The interviews that formed the basis for this audio material were individual and group based and anonymous, which gave the interviewees the confidence and safety to be more candid and open. As with all my use of oral history approaches, my own personal experience of the subject matter was shared with interviewees to gain their trust and stimulate the interviewee in terms of what they revealed. My own personal experience of hair, skin complexion and the body from childhood, teenage years and adulthood also forms part of the audio selection. © Michael McMillan – February 2008

Biography

Michael McMillan is a British born writer, playwright, curator and academic of Vincentian parentage. Recent plays include: Master Juba (Theatre is/GLYPT – South East tour 2006) www.theatreis.org , Babel Junction (co-written with 4 other writers – Maya Productions – Bullion Room, Hackney Empire 2006) www.mayaproductions.co.uk , Blood for Britain (BBC Radio 4 Drama 2002), Brother to Brother (Talawa Theatre 1998 & national tour 1996) and Invisible (Double Edge Theatre 1993 & The King’s Head Theatre 1998). Recent performance/installation pieces include: Portrait of a Shopping Centre as a Cathedral (Art & Society -Dalston Cross Shopping Centre 1990).

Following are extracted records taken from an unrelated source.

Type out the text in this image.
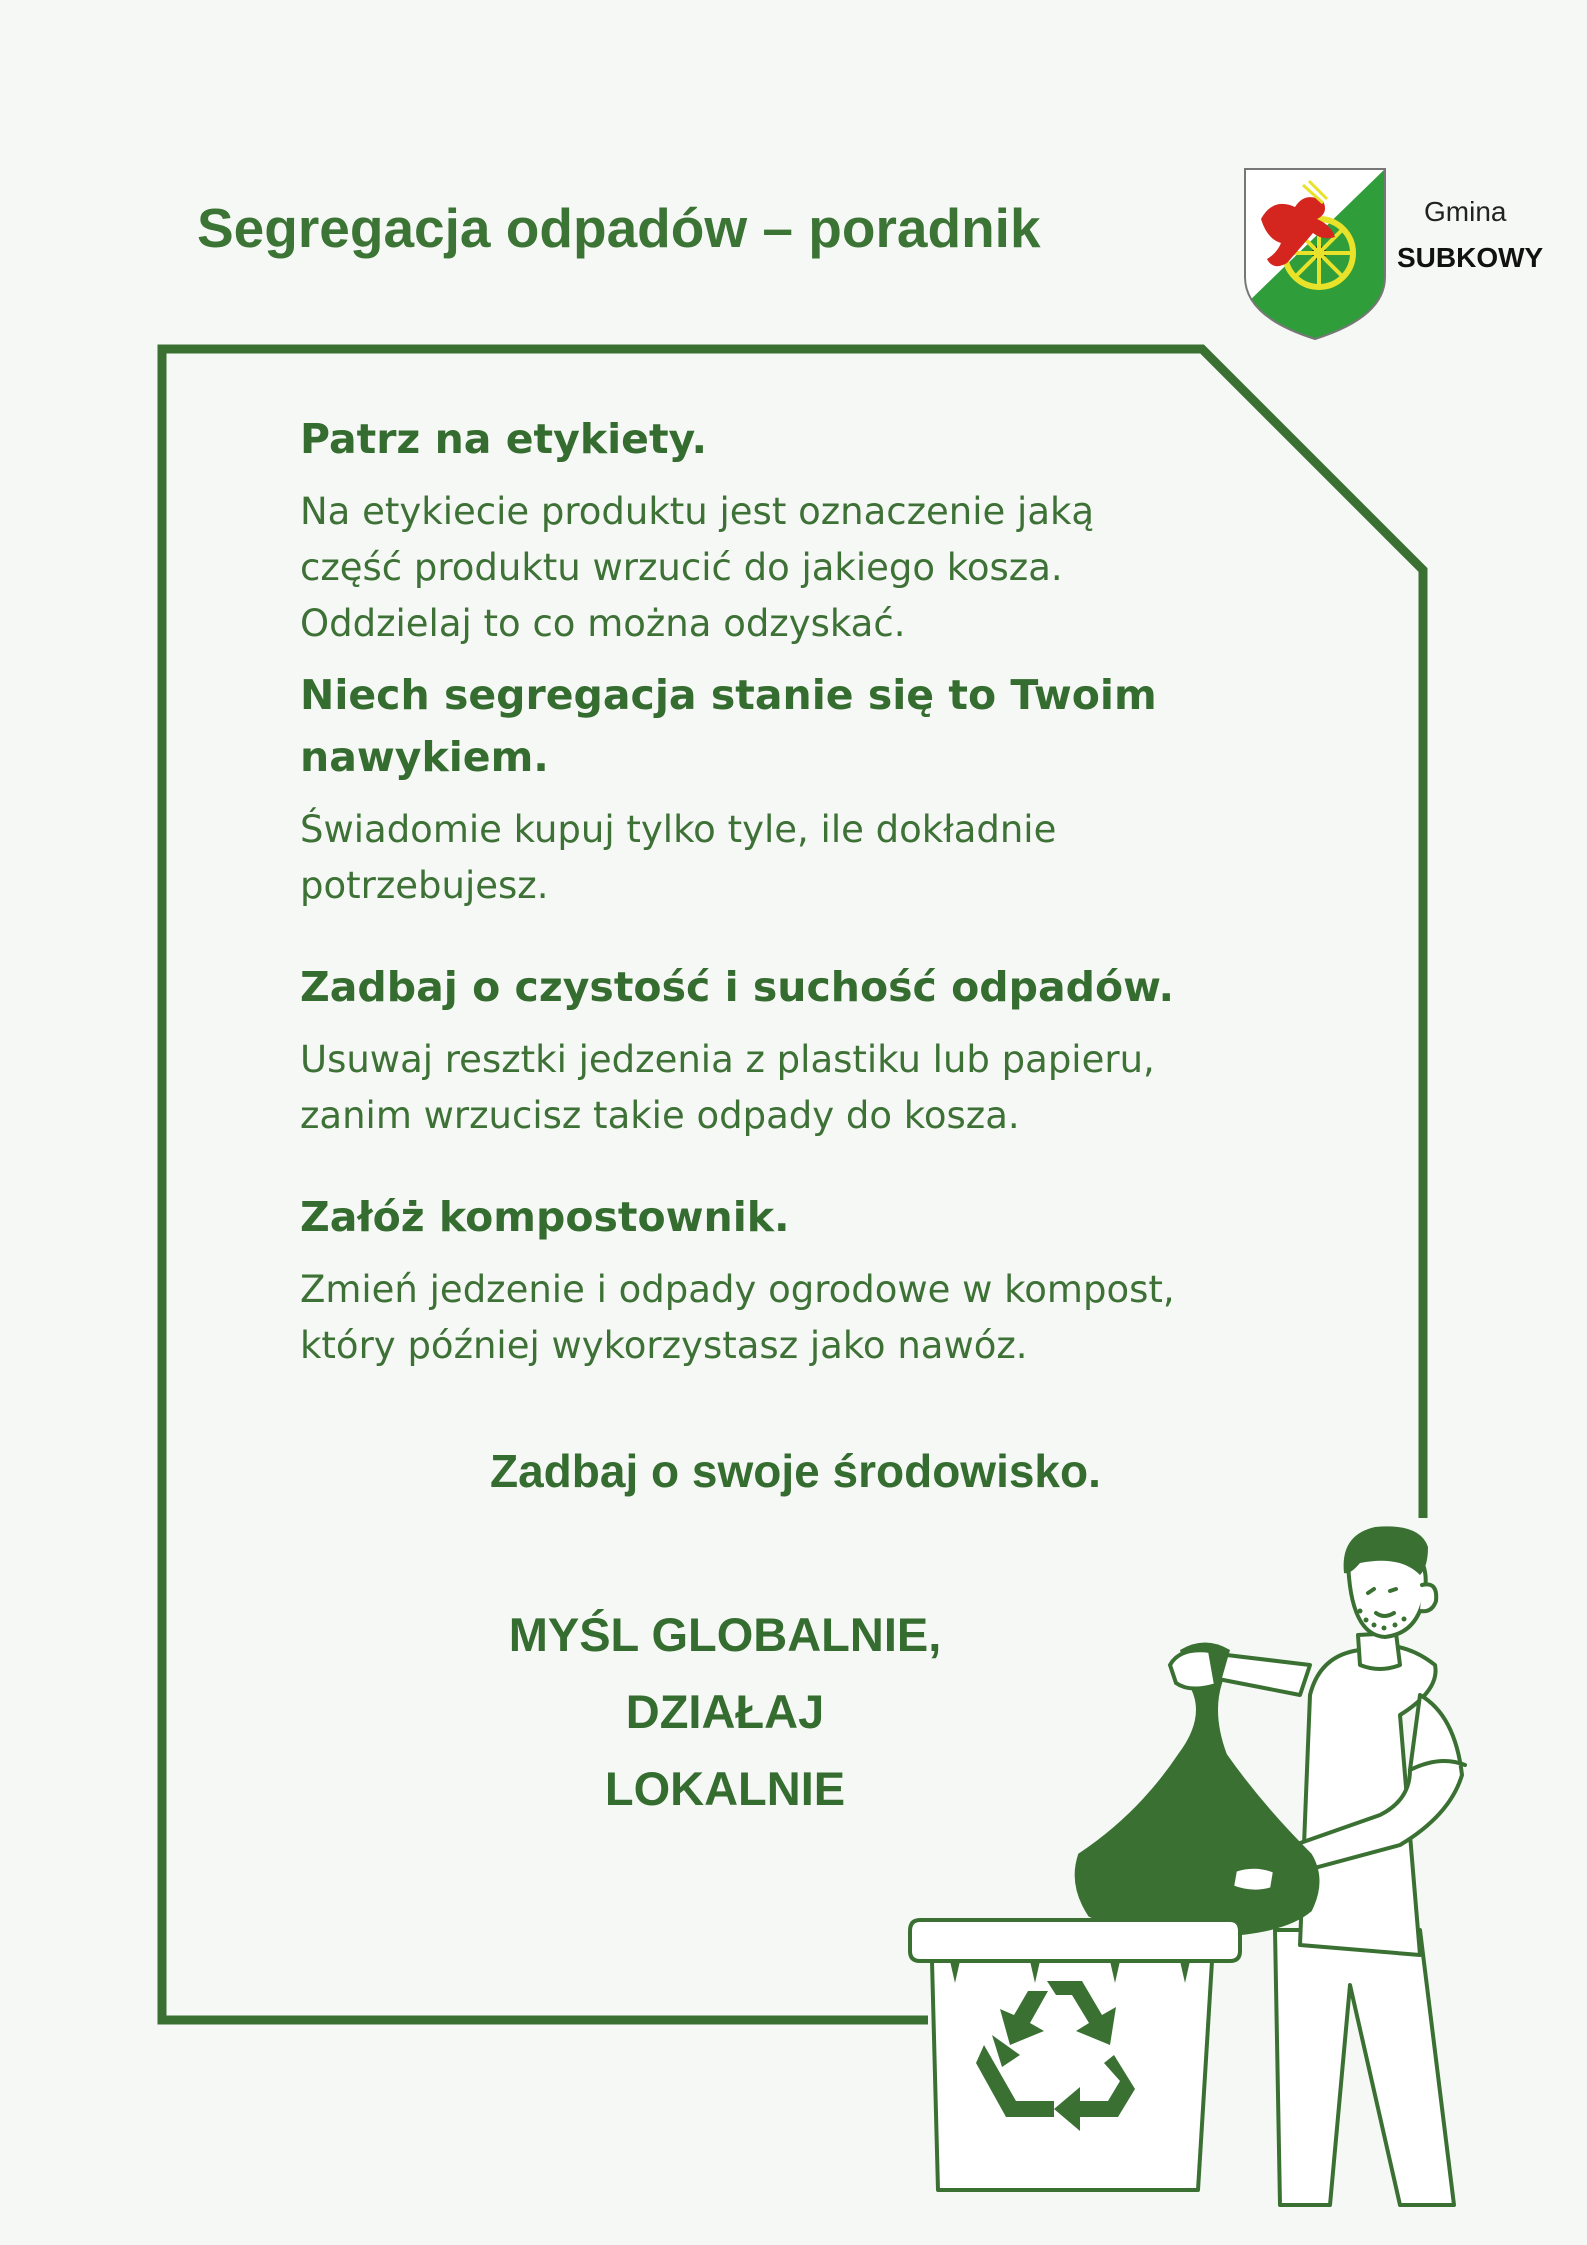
Segregacja odpadów – poradnik	Gmina
SUBKOWY

Patrz na etykiety.

Na etykiecie produktu jest oznaczenie jaką

część produktu wrzucić do jakiego kosza.

Oddzielaj to co można odzyskać.

Niech segregacja stanie się to Twoim

nawykiem.

Świadomie kupuj tylko tyle, ile dokładnie

potrzebujesz.

Zadbaj o czystość i suchość odpadów.

Usuwaj resztki jedzenia z plastiku lub papieru,

zanim wrzucisz takie odpady do kosza.

Załóż kompostownik.

Zmień jedzenie i odpady ogrodowe w kompost,

który później wykorzystasz jako nawóz.

Zadbaj o swoje środowisko.
MYŚL GLOBALNIE,
DZIAŁAJ LOKALNIE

He curated The West Indian Front Room: Memories & Impressions of Black British Homes installation/exhibition (Geffrye Museum 2005-06), which had over 35,000 visitors and was the inspiration for Van Huis Uit: The Living Room of Migrants in The Netherlands (Imagine IC, Bijlmer, Amsterdam January-May 2007) www.imagineic.nl , which was retitled as That’s the way we do it! (OBT Central Library, Tilburg May-August 2007) His exhibition was also the basis of Tales from the Front Room, a documentary on which he was consultant (BBC4 March 2007). In developing The Front Room project he has collaborated with inIVA (The Institute of International Visual Arts) to produce a new interactive website – www.thefrontroom.org. His new exhibition, The Beauty Shop opened at the 198 Gallery, London (January –March 2008) www.198.org.uk.

He has edited several books including: The Black Boy Pub & Other Stories: The Black Experience in High Wycombe (1997) and Growing Up is Hard to Do: A Book for Young People & Adults about Sexual Health (Young People’s Health Project 2002) Same Difference: 25 Years of International Volunteering with The Daneford Trust (The Daneford Trust 2006). His essays have been published in several international publications and journals. He is Visiting Professor of Creative Writing at the London College of Communication, University of Arts and a Research Student Tutor completing a PhD at Middlesex University.